Anche perché seppur ancora piuttosto lontana c’è un’altra stagione da preparare e si sa quanto conti la preparazione (in questo caso estiva), in particolare se alle spalle si hanno infortuni importanti… «Quest’anno avrei voluto cominciare a prepararmi per la nuova stagione piuttosto presto, ossia svolgendo da subito quattro o cinque sessioni (tra le due e tre ore ciascuna) settimanali in palestra fino a metà-fine aprile, quando saremmo andati a sciare sui ghiacciai. Con la situazione attuale però è logicamente tutto bloccato e vista l’incertezza è praticamente impossibile fare delle previsioni e stabilire un programma. Mi sento costantemente con gli allenatori, vedremo, per il momento mi arrangio con i pochi elastici che ho ancora a casa, ma prima potremo ricominciare meglio sarà. In ogni caso fortunatamente nel nostro sport un po’ di margine lo abbiamo visto che la Coppa del mondo come al solito dovrebbe iniziare solo a inizio dicembre».

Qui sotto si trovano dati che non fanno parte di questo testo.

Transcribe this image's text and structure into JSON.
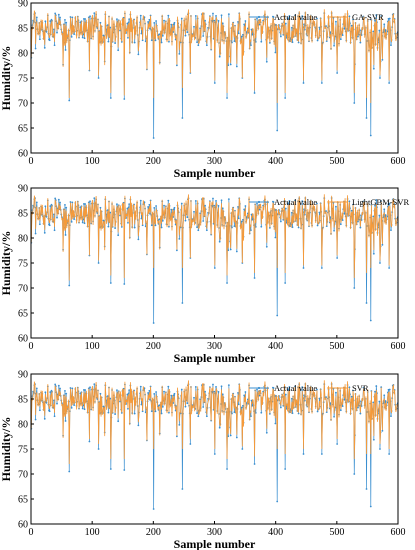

Una stagione importante che include i Mondiali previsti proprio in Cina (ricordiamo che Tadè ha già in bacheca un bronzo iridato conquistato nel dual moguls nel 2017 in Sierra Nevada, ndr) ma nella quale anche stavolta più che i risultati conteranno le sensazioni, nella speranza di salire un altro scalino verso quel sogno olimpico (in questo caso Pechino 2022) che in passato per ben due volte ha visto sfumare per un soffio… «Sì, tutto è focalizzato verso l’obiettivo olimpico e per quanto come detto sono uno che fatica a digerire risultati discreti in gara, anche il prossimo inverno sarà se non proprio di transizione - ci sono comunque i Mondiali, ai quali non si va mai solo per partecipare -, di avvicinamento al 2022, anno nel quale spero di presentarmi al top. La strada è quella giusta, ma ne manca ancora tanta da percorrere per tornare ai massimi livelli. In questa stagione ho sentito i due anni persi, in particolare nella tecnica e nella sciata. Su alcune piste ho avuto dei problemi ai quali riuscivo a trovare soluzioni solo dopo molte discese. Per non parlare dei salti, esercizio che negli ultimi due anni ho limitato al minimo e a evoluzioni semplici ma nel quale ora dovrò provare ad andare oltre. Quindi la ricetta è sempre quella, lavorare sodo. Spero di poterlo tornare a fare al più presto».